When you became a parent, you weren't given a “how to” guide for parenting, and research shows that without a “how to” guide, your default blueprint for parenting is often based on the way you were parented. The reality is, your parents weren't given a “how to” guide either, so their blueprint for parenting was based on how your grandparents parented them. The default blueprint is one way that family patterns, and wounds get passed down through generations. 

The good news is that therapy can help you intentionally build a new blueprint for your parenting; allowing you to pass on a new default parenting blueprint to your children.
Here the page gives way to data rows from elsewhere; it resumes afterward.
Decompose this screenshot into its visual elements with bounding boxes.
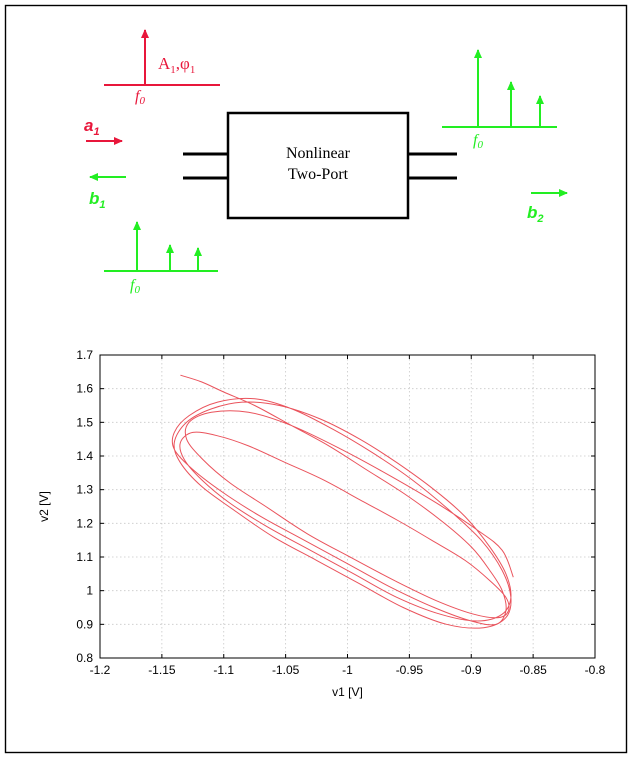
block-diagram: A1,φ1 f0 a1 b1 f0 Nonlinear Two-Port	[84, 29, 568, 296]
y-tick-label: 0.8	[76, 651, 93, 665]
x-tick-label: -1	[342, 663, 353, 677]
wave-b2-label: b2	[527, 203, 544, 225]
outer-border	[4, 4, 628, 754]
plot-area-frame	[99, 354, 596, 659]
block-label-line2: Two-Port	[288, 166, 349, 183]
reflected-wave-b1: b1	[89, 173, 126, 211]
y-tick-label: 1.2	[76, 516, 93, 530]
x-tick-label: -0.85	[519, 663, 547, 677]
block-label-line1: Nonlinear	[286, 145, 351, 162]
y-tick-label: 1.4	[76, 449, 93, 463]
incident-wave-a1: a1	[84, 116, 123, 145]
x-tick-label: -1.15	[148, 663, 176, 677]
x-tick-label: -0.8	[585, 663, 606, 677]
transmitted-wave-b2: b2	[527, 189, 568, 225]
v1-v2-trajectory-line	[171, 374, 514, 629]
chart-series	[171, 374, 514, 629]
x-tick-label: -1.2	[90, 663, 111, 677]
x-tick-label: -0.95	[396, 663, 424, 677]
y-tick-label: 1.5	[76, 415, 93, 429]
y-tick-label: 1.3	[76, 483, 93, 497]
x-tick-label: -1.05	[272, 663, 300, 677]
input-amplitude-label: A1,φ1	[158, 54, 195, 76]
y-tick-label: 1.7	[76, 348, 93, 362]
wave-a1-label: a1	[84, 116, 100, 138]
x-axis-label: v1 [V]	[332, 685, 363, 699]
y-tick-label: 1.6	[76, 382, 93, 396]
y-axis-label: v2 [V]	[37, 491, 51, 522]
output-spectrum: f0	[442, 49, 557, 151]
two-port-block	[226, 111, 410, 220]
output-frequency-label: f0	[473, 132, 483, 151]
x-tick-label: -1.1	[213, 663, 234, 677]
input-frequency-label: f0	[135, 88, 145, 107]
x-tick-label: -0.9	[461, 663, 482, 677]
reflected-frequency-label: f0	[130, 277, 140, 296]
y-tick-label: 1	[86, 584, 93, 598]
chart-tick-labels: -1.2 -1.15 -1.1 -1.05 -1 -0.95 -0.9 -0.85 -0.8 0.…	[76, 348, 605, 677]
y-tick-label: 1.1	[76, 550, 93, 564]
lissajous-chart: -1.2 -1.15 -1.1 -1.05 -1 -0.95 -0.9 -0.85 -0.8 0.…	[37, 348, 606, 699]
input-spectrum: A1,φ1 f0	[104, 29, 220, 107]
y-tick-label: 0.9	[76, 617, 93, 631]
chart-grid	[100, 355, 595, 658]
wave-b1-label: b1	[89, 189, 106, 211]
reflected-spectrum: f0	[104, 221, 218, 296]
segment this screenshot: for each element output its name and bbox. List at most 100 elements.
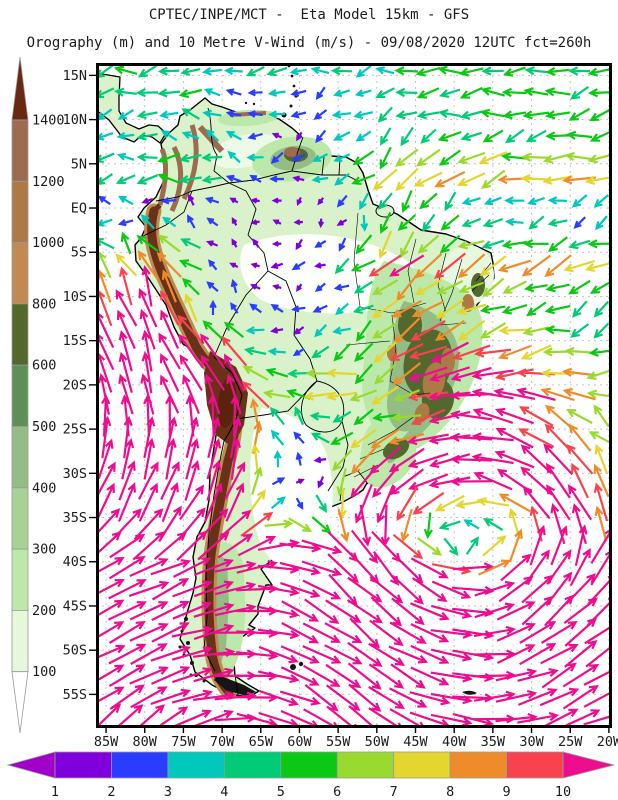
wind-arrow [164, 416, 178, 458]
wind-arrow [498, 493, 531, 513]
wind-arrow [583, 687, 612, 708]
wind-arrow [444, 191, 457, 212]
lat-label: EQ [71, 201, 87, 217]
wind-arrow [185, 438, 200, 480]
wind-arrow [505, 128, 525, 144]
wind-arrow [439, 234, 461, 254]
wind-arrow [526, 301, 547, 317]
wind-arrow [311, 175, 329, 184]
wind-arrow [479, 108, 506, 118]
wind-arrow [571, 503, 587, 545]
wind-arrow [422, 213, 436, 232]
orography-segment [11, 119, 29, 182]
wind-arrow [96, 578, 125, 596]
wind-arrow [230, 278, 238, 294]
wind-arrow [223, 66, 243, 76]
wind-arrow [247, 110, 263, 118]
wind-arrow [483, 196, 502, 206]
wind-arrow [314, 240, 327, 248]
wind-arrow [338, 237, 347, 252]
wind-arrow [519, 642, 557, 666]
wind-arrow [158, 332, 181, 370]
wind-arrow [293, 326, 305, 335]
wind-arrow [96, 599, 125, 618]
lat-label: 5N [71, 156, 87, 172]
page-subtitle: Orography (m) and 10 Metre V-Wind (m/s) … [26, 35, 592, 51]
orography-scale-label: 100 [32, 664, 56, 680]
wind-arrow [133, 508, 164, 541]
wind-arrow [291, 260, 306, 271]
wind-arrow [280, 666, 320, 686]
wind-arrow [187, 193, 195, 206]
wind-arrow [406, 433, 449, 446]
lat-label: 25S [63, 422, 87, 438]
wind-arrow [310, 66, 330, 75]
wind-speed-segment [393, 751, 451, 779]
wind-arrow [544, 87, 571, 97]
wind-arrow [408, 366, 448, 382]
wind-arrow [141, 329, 153, 372]
wind-arrow [565, 130, 593, 140]
wind-arrow [117, 108, 134, 120]
wind-arrow [540, 387, 575, 402]
wind-arrow [162, 216, 177, 228]
wind-arrow [495, 690, 538, 703]
orography-scale-label: 1000 [32, 235, 65, 251]
wind-arrow [456, 303, 487, 316]
wind-arrow [157, 173, 181, 184]
wind-arrow [96, 482, 115, 522]
wind-arrow [250, 197, 260, 204]
wind-arrow [350, 529, 379, 564]
wind-arrow [521, 152, 551, 162]
wind-arrow [151, 578, 190, 601]
wind-arrow [544, 304, 571, 315]
wind-arrow [409, 691, 451, 706]
orography-scale-label: 200 [32, 603, 56, 619]
wind-arrow [270, 429, 285, 446]
wind-arrow [396, 273, 418, 302]
terrain-layer [96, 64, 495, 700]
wind-arrow [566, 409, 593, 424]
wind-arrow [225, 482, 245, 522]
orography-segment [11, 364, 29, 427]
wind-arrow [449, 454, 493, 464]
wind-arrow [193, 602, 235, 618]
wind-arrow [265, 367, 289, 378]
lon-label: 65W [249, 734, 274, 750]
wind-arrow [292, 175, 305, 183]
wind-arrow [171, 625, 214, 638]
wind-arrow [109, 533, 146, 559]
wind-arrow [410, 623, 450, 643]
wind-arrow [420, 128, 437, 144]
wind-arrow [113, 65, 138, 75]
wind-arrow [497, 259, 532, 273]
wind-arrow [463, 519, 480, 530]
orography-segment [11, 303, 29, 366]
wind-arrow [281, 600, 320, 622]
lon-label: 55W [326, 734, 351, 750]
wind-arrow [481, 66, 504, 76]
wind-arrow [521, 574, 554, 604]
wind-arrow [495, 668, 538, 682]
wind-arrow [304, 598, 340, 625]
wind-arrow [206, 281, 219, 293]
wind-arrow [430, 648, 473, 662]
wind-arrow [204, 373, 221, 415]
wind-arrow [517, 688, 558, 706]
wind-arrow [229, 197, 239, 204]
wind-arrow [370, 596, 403, 627]
wind-arrow [395, 87, 418, 98]
wind-arrow [479, 255, 507, 277]
wind-arrow [564, 151, 594, 162]
wind-arrow [129, 623, 169, 642]
wind-arrow [143, 416, 156, 459]
wind-arrow [302, 645, 342, 664]
wind-arrow [349, 389, 378, 402]
wind-arrow [129, 601, 169, 621]
wind-arrow [179, 484, 205, 521]
wind-arrow [354, 342, 374, 362]
wind-arrow [245, 326, 265, 335]
wind-arrow [354, 484, 373, 524]
wind-arrow [545, 462, 571, 499]
wind-arrow [375, 87, 395, 99]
Therapy can help you change the generational wounds, to generational healing. 

As a parent you might find yourself: 

  • ashamed about how hard parenting has been lately. 

  • envious of the parents who seem to balance parenthood with their own personhood. 

  • realizing that parenting is bringing up many of your own childhood emotional wounds, and you are worried that you will reenact it on your own child. 

  • exhausted because it seems like every “parenting hack” isn’t working to reduce your child’s big behaviors. 

  • wanting to be the best parent and person you can be, but not knowing how to balance both. 

At Bud to Bloom Play Therapy we help by:

coaching parents about how to understand their child’s behavior and how to respond to it

healing past trauma to allow them to show up as their best self 

offering parents on new strategies to connect with their child

challenging their beliefs about what being a “good” parent means

uncovering each parent’s strengths so they can use them when facing new challenges

developing and practicing new communication skills to express their needs, emotions, and concerns

You might find yourself afraid to start therapy because you are worried that you will be judged for being a “bad” parent.

You should know, there is no universal definition of a “good” or “bad” parent; and your therapist isn’t interested in defining it. Instead, therapy is a space where you get support in learning what parenting means to you, and how you want it to look.